The driver is Jason Beason, a young father and biologist who works for the Rocky Mountain Bird Observatory, based in Brighton, Colo. He is our leader on this Saturday morning expedition, which was organized by the local Audubon chapter. Our objective: to find and identify as many raptors as possible in this corner of western Colorado.
Jason suddenly pulls off the road and jumps out of the car: "There, " he says, "on top of that irrigation pivot, three sections from the right."
Into view pops a hawk with black-and-white plumage. Jason promised us a rough-legged hawk this morning, and he has delivered. Several pairs have been in the area all winter, he says, drawn to the ideal habitat -- cleared pasture surrounded by a scattering of good fence posts, irrigation pivots and solitary cottonwood trees from which they can launch their hunts for the innumerable mice and voles that thrive in irrigated hayfields. It's a semi-domesticated ecosystem, and it also appeals to birds like the Northern harrier, one of which, minutes later, sweeps low across the same field, flashing its white rump.
In fact, almost all of the birds we see this day thrive on the alterations humans have made to the land. Even the bald eagles -- and we see six by day's end -- fish for exotic trout planted in our reservoirs and feast on the nutritious afterbirths left by calving cows. Would they be here if we were not? Probably, Jason says, but not in the same abundance.
It's refreshing to think that we humans aren't always the villains when it comes to biodiversity, that we can actually create thriving habitat that supports native species. But for every success story, there are several sad tales of loss. In early April, Jason and I drive through a sea of sagebrush, looking for a rare population of Gunnison sage grouse. With our guide, Doug Homan of the Colorado Division of Wildlife, we pass through a closed gate and wind our way on a rutted road toward several grouse breeding grounds – known as leks. We scare up hundreds of elk and mule deer, but the grouse are scarce. Many leks are empty, and it is not until the final stop that we spot five strutting males. They fly off within minutes, apparently disturbed by the presence of our truck.
"We think there have been as many as 250 birds in this area," says Homan, who has kept track of this population for two decades. But the counts have been small this year, and Homan is worried that the population is falling, despite human efforts.
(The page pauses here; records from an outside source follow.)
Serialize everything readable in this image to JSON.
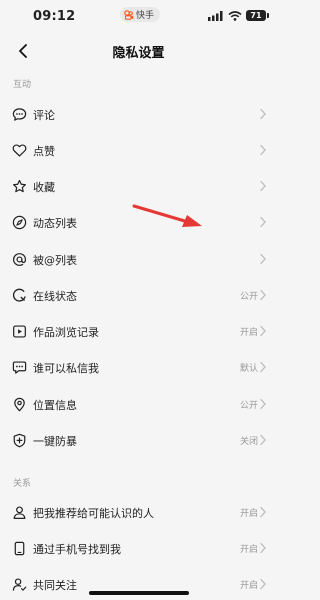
{
  "status_bar": {
    "time": "09:12",
    "app_badge": "快手",
    "battery": "71"
  },
  "nav": {
    "title": "隐私设置"
  },
  "sections": {
    "interaction": "互动",
    "relations": "关系"
  },
  "rows": [
    {
      "icon": "comment-icon",
      "label": "评论",
      "value": ""
    },
    {
      "icon": "heart-icon",
      "label": "点赞",
      "value": ""
    },
    {
      "icon": "star-icon",
      "label": "收藏",
      "value": ""
    },
    {
      "icon": "compass-icon",
      "label": "动态列表",
      "value": ""
    },
    {
      "icon": "at-icon",
      "label": "被@列表",
      "value": ""
    },
    {
      "icon": "online-status-icon",
      "label": "在线状态",
      "value": "公开"
    },
    {
      "icon": "browse-history-icon",
      "label": "作品浏览记录",
      "value": "开启"
    },
    {
      "icon": "message-icon",
      "label": "谁可以私信我",
      "value": "默认"
    },
    {
      "icon": "location-icon",
      "label": "位置信息",
      "value": "公开"
    },
    {
      "icon": "shield-plus-icon",
      "label": "一键防暴",
      "value": "关闭"
    },
    {
      "icon": "person-icon",
      "label": "把我推荐给可能认识的人",
      "value": "开启"
    },
    {
      "icon": "phone-icon",
      "label": "通过手机号找到我",
      "value": "开启"
    },
    {
      "icon": "mutual-follow-icon",
      "label": "共同关注",
      "value": "开启"
    }
  ]
}
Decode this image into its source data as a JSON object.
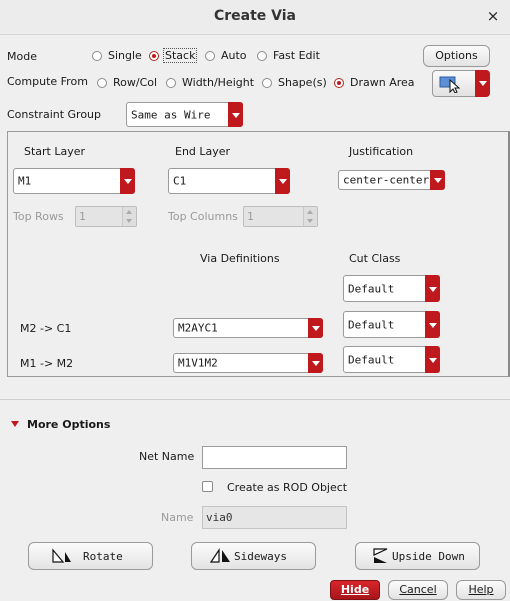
{
  "window": {
    "title": "Create Via",
    "close_label": "×"
  },
  "mode": {
    "label": "Mode",
    "options": [
      "Single",
      "Stack",
      "Auto",
      "Fast Edit"
    ],
    "selected": "Stack"
  },
  "compute_from": {
    "label": "Compute From",
    "options": [
      "Row/Col",
      "Width/Height",
      "Shape(s)",
      "Drawn Area"
    ],
    "selected": "Drawn Area"
  },
  "options_button": "Options",
  "constraint_group": {
    "label": "Constraint Group",
    "value": "Same as Wire"
  },
  "layers": {
    "start_label": "Start Layer",
    "start_value": "M1",
    "end_label": "End Layer",
    "end_value": "C1",
    "justification_label": "Justification",
    "justification_value": "center-center"
  },
  "rows_cols": {
    "top_rows_label": "Top Rows",
    "top_rows_value": "1",
    "top_columns_label": "Top Columns",
    "top_columns_value": "1"
  },
  "via_table": {
    "via_definitions_header": "Via Definitions",
    "cut_class_header": "Cut Class",
    "top_cut_class": "Default",
    "rows": [
      {
        "layers": "M2 -> C1",
        "via_definition": "M2AYC1",
        "cut_class": "Default"
      },
      {
        "layers": "M1 -> M2",
        "via_definition": "M1V1M2",
        "cut_class": "Default"
      }
    ]
  },
  "more_options": {
    "label": "More Options",
    "net_name_label": "Net Name",
    "net_name_value": "",
    "rod_label": "Create as ROD Object",
    "name_label": "Name",
    "name_value": "via0"
  },
  "actions": {
    "rotate": "Rotate",
    "sideways": "Sideways",
    "upside_down": "Upside Down"
  },
  "footer": {
    "hide": "Hide",
    "cancel": "Cancel",
    "help": "Help"
  },
  "colors": {
    "accent": "#c0191d",
    "background": "#efefef"
  }
}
Homan says land managers have cleared sagebrush to create more breeding grounds, cut down the juniper and oak trees to reduce perches for grouse-loving raptors, kept eager elk-and deer-antler collectors out of the area during breeding season, and worked with local ranchers to time cattle grazing so as not to disturb nesting hens.
So what's the problem? "I couldn't tell you specifically," Homan says, "but it's human caused. We could be actually be trying to do too much for the birds."
There are wildlife winners and losers in the increasingly human-altered West. Still, in the powerful awakening of a Rocky Mountain spring, I have a hard time being all doom and gloom. My favorite birding spot these days is a place called Fruitgrowers Reservoir, a shallow, algae-filled agricultural impoundment that has become a one-night stand for tens of thousands of migrating sandhill cranes.
One recent morning I watched 3,000 cranes warm their wings and strut and dance as cows and calves cavorted at the water's edge. Then, responding to some subtle cues, the cranes took off. In groups of 30 and 50 and 100, they circled higher and higher above the fields, trumpeting their wild reptilian call across the semi-wild land.
Paul Larmer is a contributor to Writers on the Range, a service of High Country News in Paonia, Colorado, where he is the publisher.